Des aides techniques à la mobilité fauteuils roulants, béquilles et cannes sont également mises à disposition afin de renforcer l’autonomie des personnes concernées. Les cliniques mobiles permettent quant à elles de rapprocher les soins des zones difficiles d’accès ou dépourvues d’infrastructures sanitaires.
L’accompagnement psychosocial constitue un autre pilier du projet. Des psychologues et des assistants sociaux soutiennent les patients afin de favoriser l’acceptation du handicap et leur inclusion sociale. Parallèlement, des actions liées à l’eau, à l’hygiène et à l’assainissement contribuent à améliorer les conditions de vie dans les sites d’hébergement et à prévenir les maladies.
Les premiers effets du projet sont déjà perceptibles pour les patients, même si aucune évaluation d’impact formelle n’a encore été réalisée. L’accès aux soins s’améliore progressivement et la continuité de la prise en charge se renforce dans des conditions plus respectueuses de la dignité des personnes en situation de handicap.
Pour le système de santé local, l’initiative contribue également à renforcer les capacités des structures partenaires et à intégrer progressivement des normes d’accessibilité dans les services médicaux.

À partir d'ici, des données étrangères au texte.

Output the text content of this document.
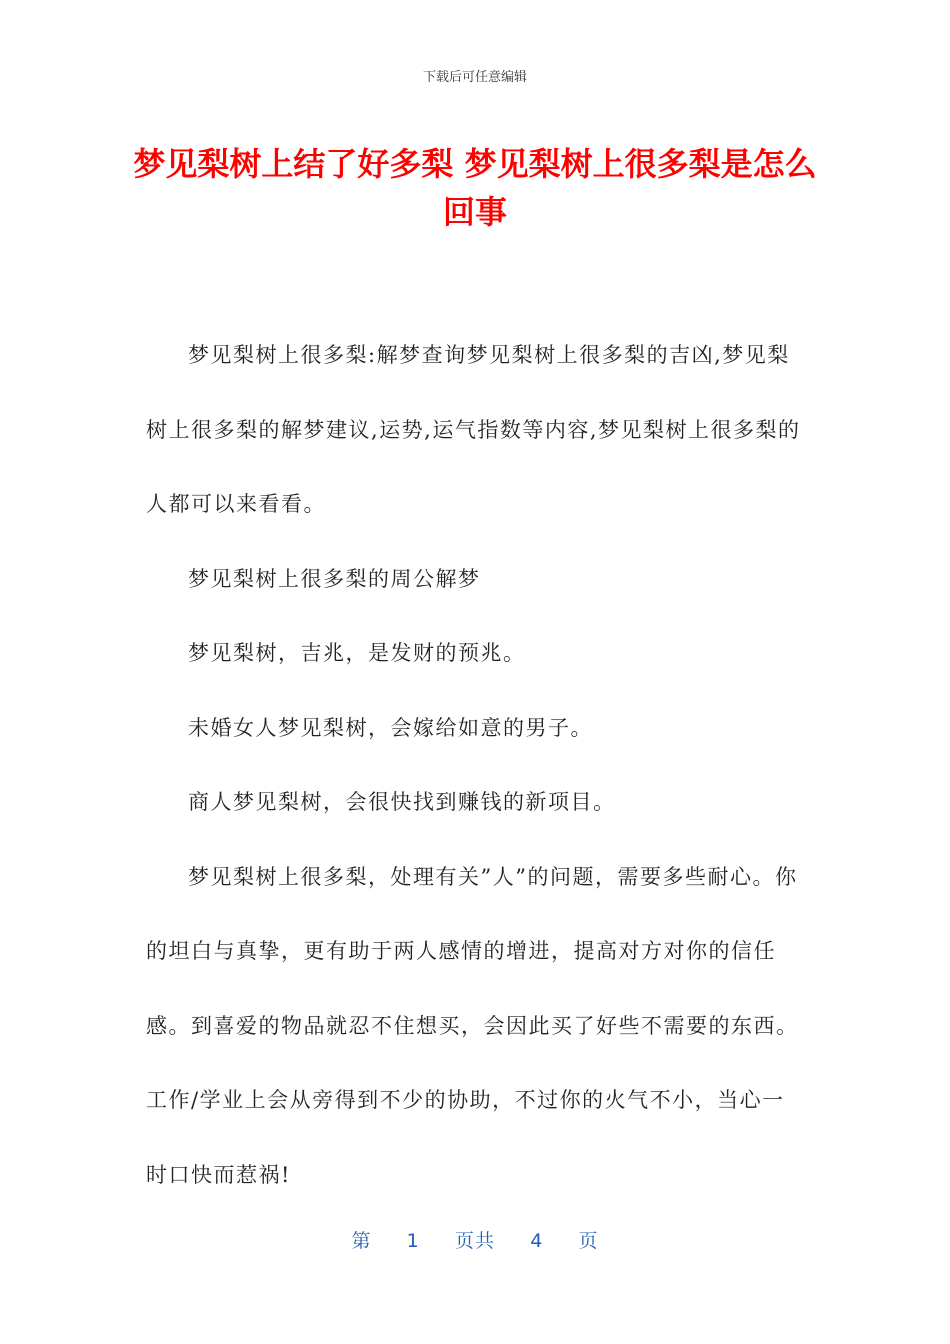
下载后可任意编辑
梦见梨树上结了好多梨 梦见梨树上很多梨是怎么回事

梦见梨树上很多梨:解梦查询梦见梨树上很多梨的吉凶,梦见梨树上很多梨的解梦建议,运势,运气指数等内容,梦见梨树上很多梨的人都可以来看看。

梦见梨树上很多梨的周公解梦

梦见梨树，吉兆，是发财的预兆。

未婚女人梦见梨树，会嫁给如意的男子。

商人梦见梨树，会很快找到赚钱的新项目。

梦见梨树上很多梨，处理有关”人”的问题，需要多些耐心。你的坦白与真挚，更有助于两人感情的增进，提高对方对你的信任感。到喜爱的物品就忍不住想买，会因此买了好些不需要的东西。工作/学业上会从旁得到不少的协助，不过你的火气不小，当心一时口快而惹祸!

第 1 页共 4 页
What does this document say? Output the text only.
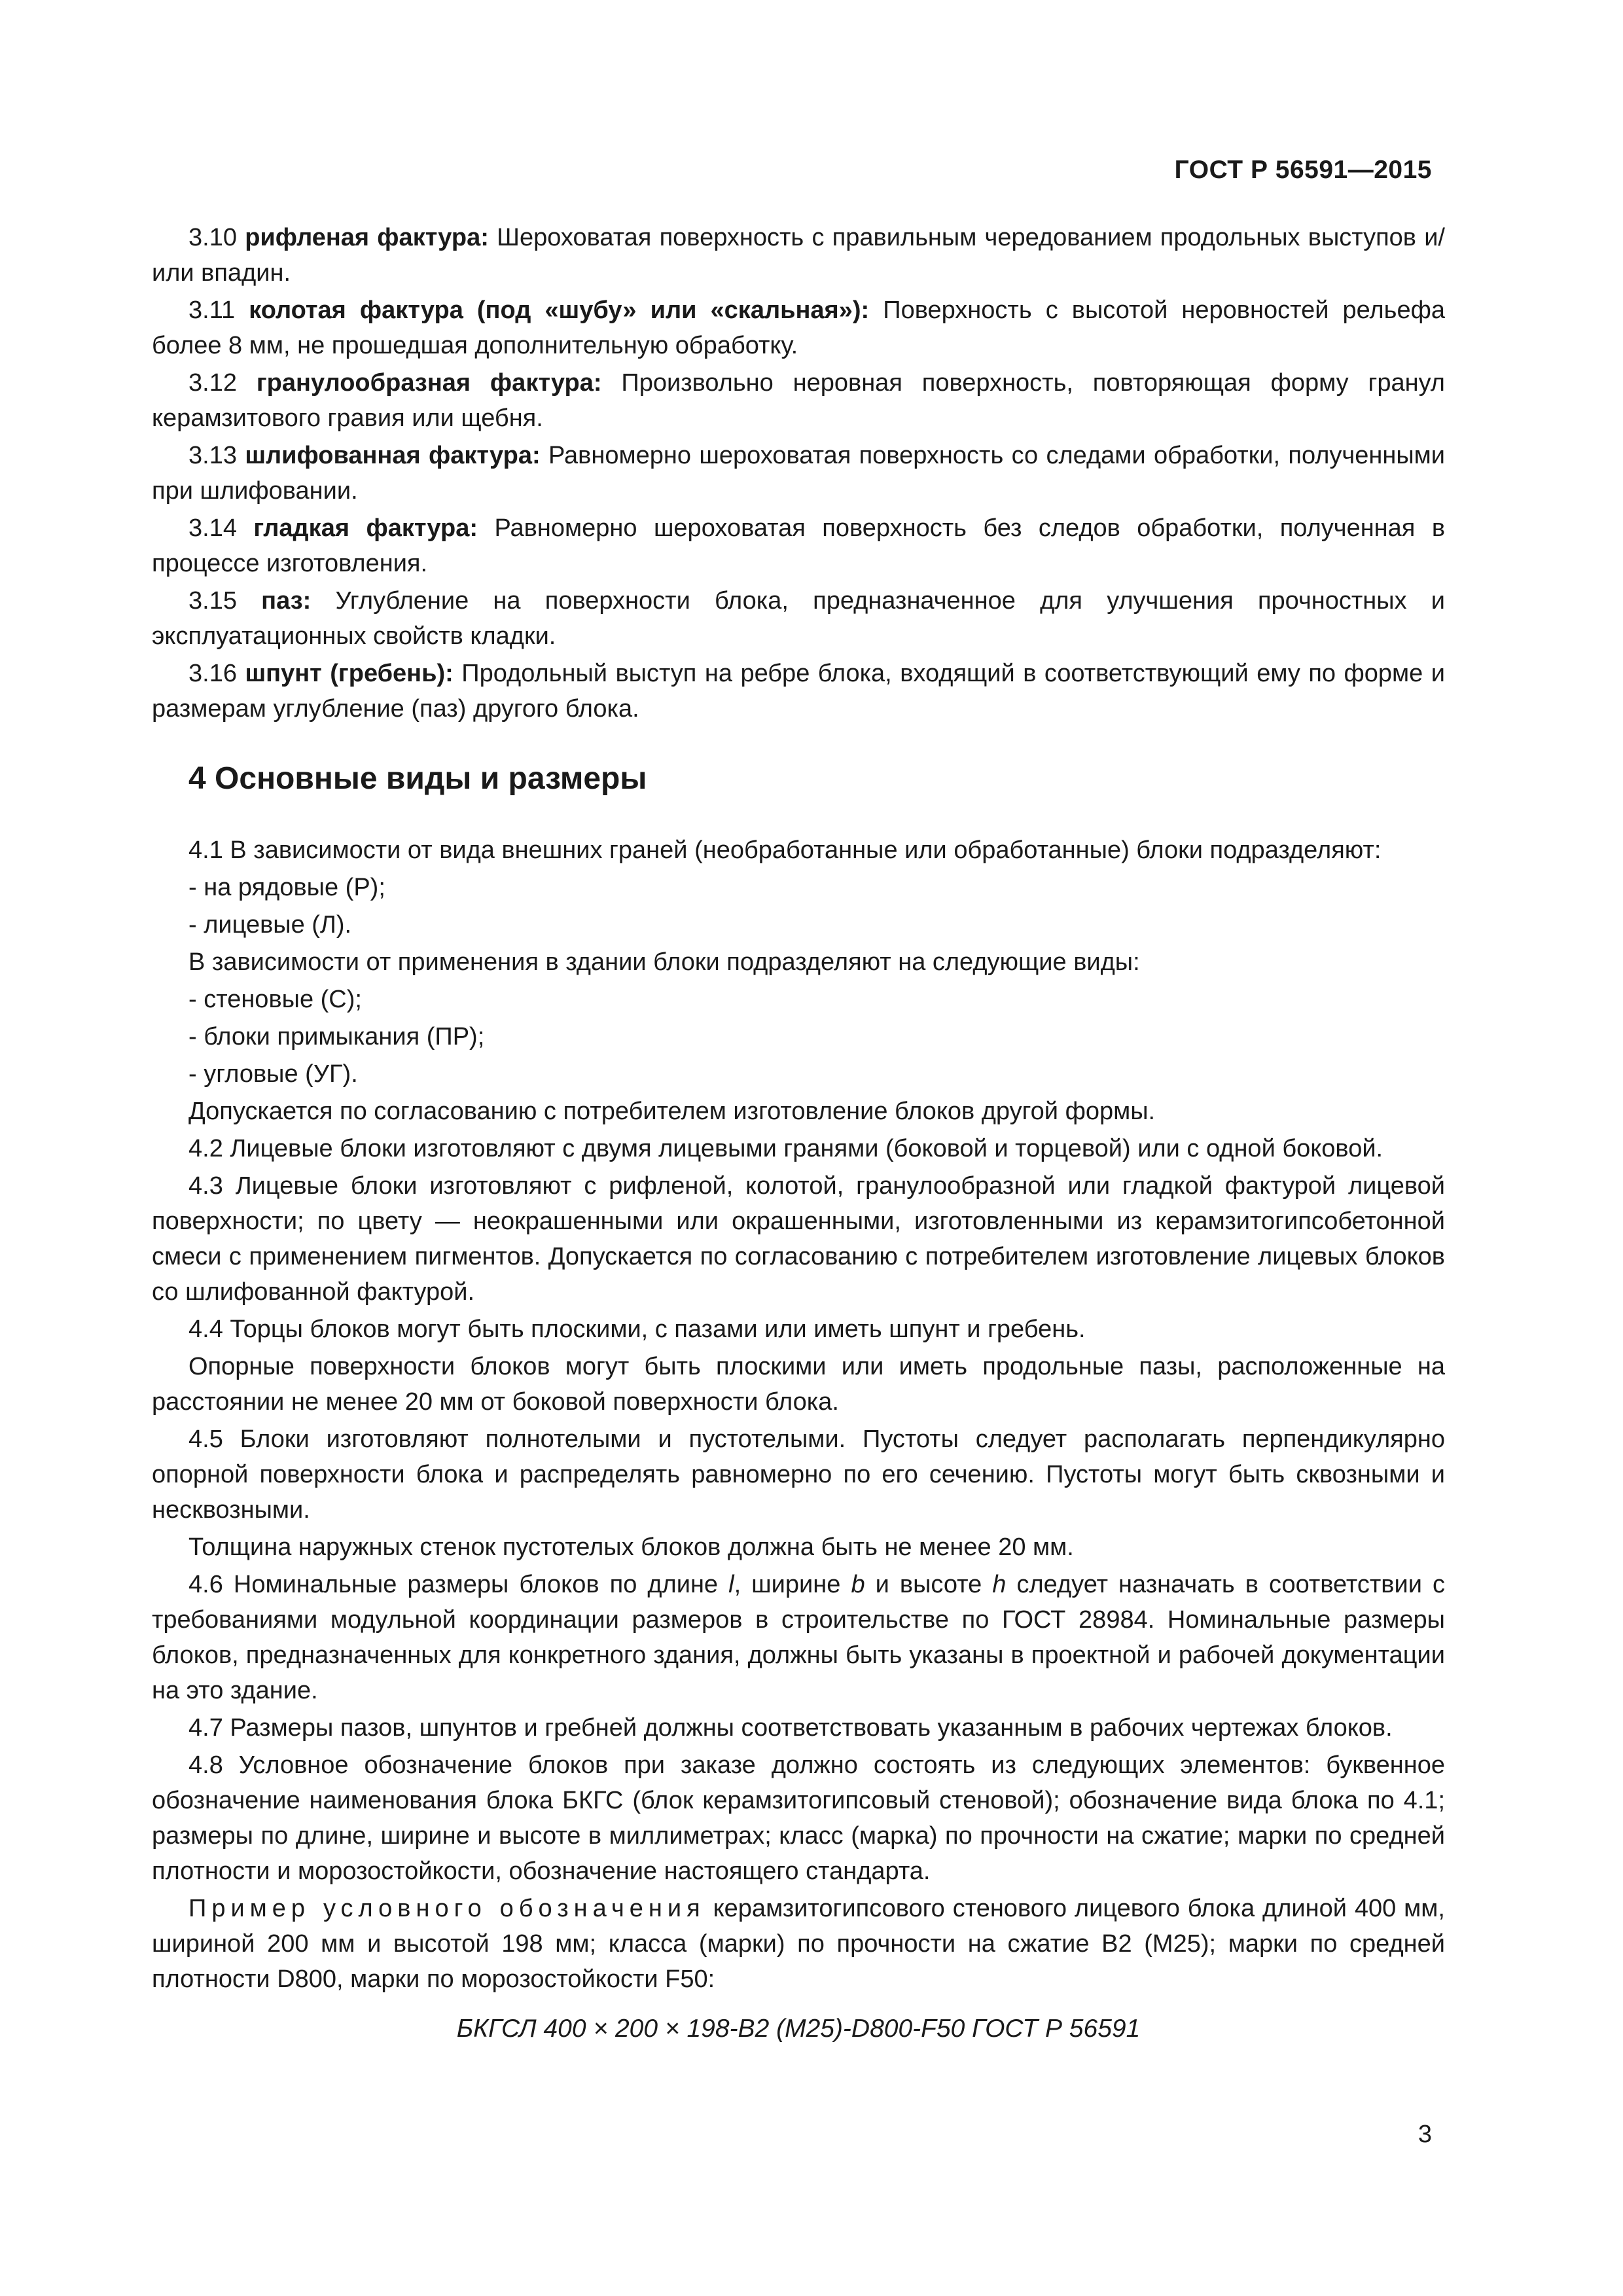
ГОСТ Р 56591—2015

3.10 рифленая фактура: Шероховатая поверхность с правильным чередованием продольных выступов и/или впадин.

3.11 колотая фактура (под «шубу» или «скальная»): Поверхность с высотой неровностей рельефа более 8 мм, не прошедшая дополнительную обработку.

3.12 гранулообразная фактура: Произвольно неровная поверхность, повторяющая форму гранул керамзитового гравия или щебня.

3.13 шлифованная фактура: Равномерно шероховатая поверхность со следами обработки, полученными при шлифовании.

3.14 гладкая фактура: Равномерно шероховатая поверхность без следов обработки, полученная в процессе изготовления.

3.15 паз: Углубление на поверхности блока, предназначенное для улучшения прочностных и эксплуатационных свойств кладки.

3.16 шпунт (гребень): Продольный выступ на ребре блока, входящий в соответствующий ему по форме и размерам углубление (паз) другого блока.

4 Основные виды и размеры

4.1 В зависимости от вида внешних граней (необработанные или обработанные) блоки подразделяют:

- на рядовые (Р);

- лицевые (Л).

В зависимости от применения в здании блоки подразделяют на следующие виды:

- стеновые (С);

- блоки примыкания (ПР);

- угловые (УГ).

Допускается по согласованию с потребителем изготовление блоков другой формы.

4.2 Лицевые блоки изготовляют с двумя лицевыми гранями (боковой и торцевой) или с одной боковой.

4.3 Лицевые блоки изготовляют с рифленой, колотой, гранулообразной или гладкой фактурой лицевой поверхности; по цвету — неокрашенными или окрашенными, изготовленными из керамзитогипсобетонной смеси с применением пигментов. Допускается по согласованию с потребителем изготовление лицевых блоков со шлифованной фактурой.

4.4 Торцы блоков могут быть плоскими, с пазами или иметь шпунт и гребень.

Опорные поверхности блоков могут быть плоскими или иметь продольные пазы, расположенные на расстоянии не менее 20 мм от боковой поверхности блока.

4.5 Блоки изготовляют полнотелыми и пустотелыми. Пустоты следует располагать перпендикулярно опорной поверхности блока и распределять равномерно по его сечению. Пустоты могут быть сквозными и несквозными.

Толщина наружных стенок пустотелых блоков должна быть не менее 20 мм.

4.6 Номинальные размеры блоков по длине l, ширине b и высоте h следует назначать в соответствии с требованиями модульной координации размеров в строительстве по ГОСТ 28984. Номинальные размеры блоков, предназначенных для конкретного здания, должны быть указаны в проектной и рабочей документации на это здание.

4.7 Размеры пазов, шпунтов и гребней должны соответствовать указанным в рабочих чертежах блоков.

4.8 Условное обозначение блоков при заказе должно состоять из следующих элементов: буквенное обозначение наименования блока БКГС (блок керамзитогипсовый стеновой); обозначение вида блока по 4.1; размеры по длине, ширине и высоте в миллиметрах; класс (марка) по прочности на сжатие; марки по средней плотности и морозостойкости, обозначение настоящего стандарта.

Пример условного обозначения керамзитогипсового стенового лицевого блока длиной 400 мм, шириной 200 мм и высотой 198 мм; класса (марки) по прочности на сжатие В2 (М25); марки по средней плотности D800, марки по морозостойкости F50:

БКГСЛ 400 × 200 × 198-В2 (М25)-D800-F50 ГОСТ Р 56591

3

Cependant, plusieurs défis demeurent. L’intégration effective des personnes en situation de handicap dans la Couverture Santé Universelle, l’adoption de standards nationaux d’accessibilité pour les formations sanitaires et la prise en compte systématique des données liées au handicap dans les systèmes d’information sanitaire restent des étapes essentielles pour garantir un accès équitable aux soins.
En combinant innovations médicales, logistique inclusive et solutions énergétiques durables, l’expérience menée par MSF à Kinshasa montre qu’un système de santé plus accessible est possible. La pérennité de ces avancées dépendra toutefois de l’engagement des autorités publiques à intégrer ces initiatives dans les politiques nationales de santé et à renforcer durablement l’accès aux soins pour les personnes en situation de handicap.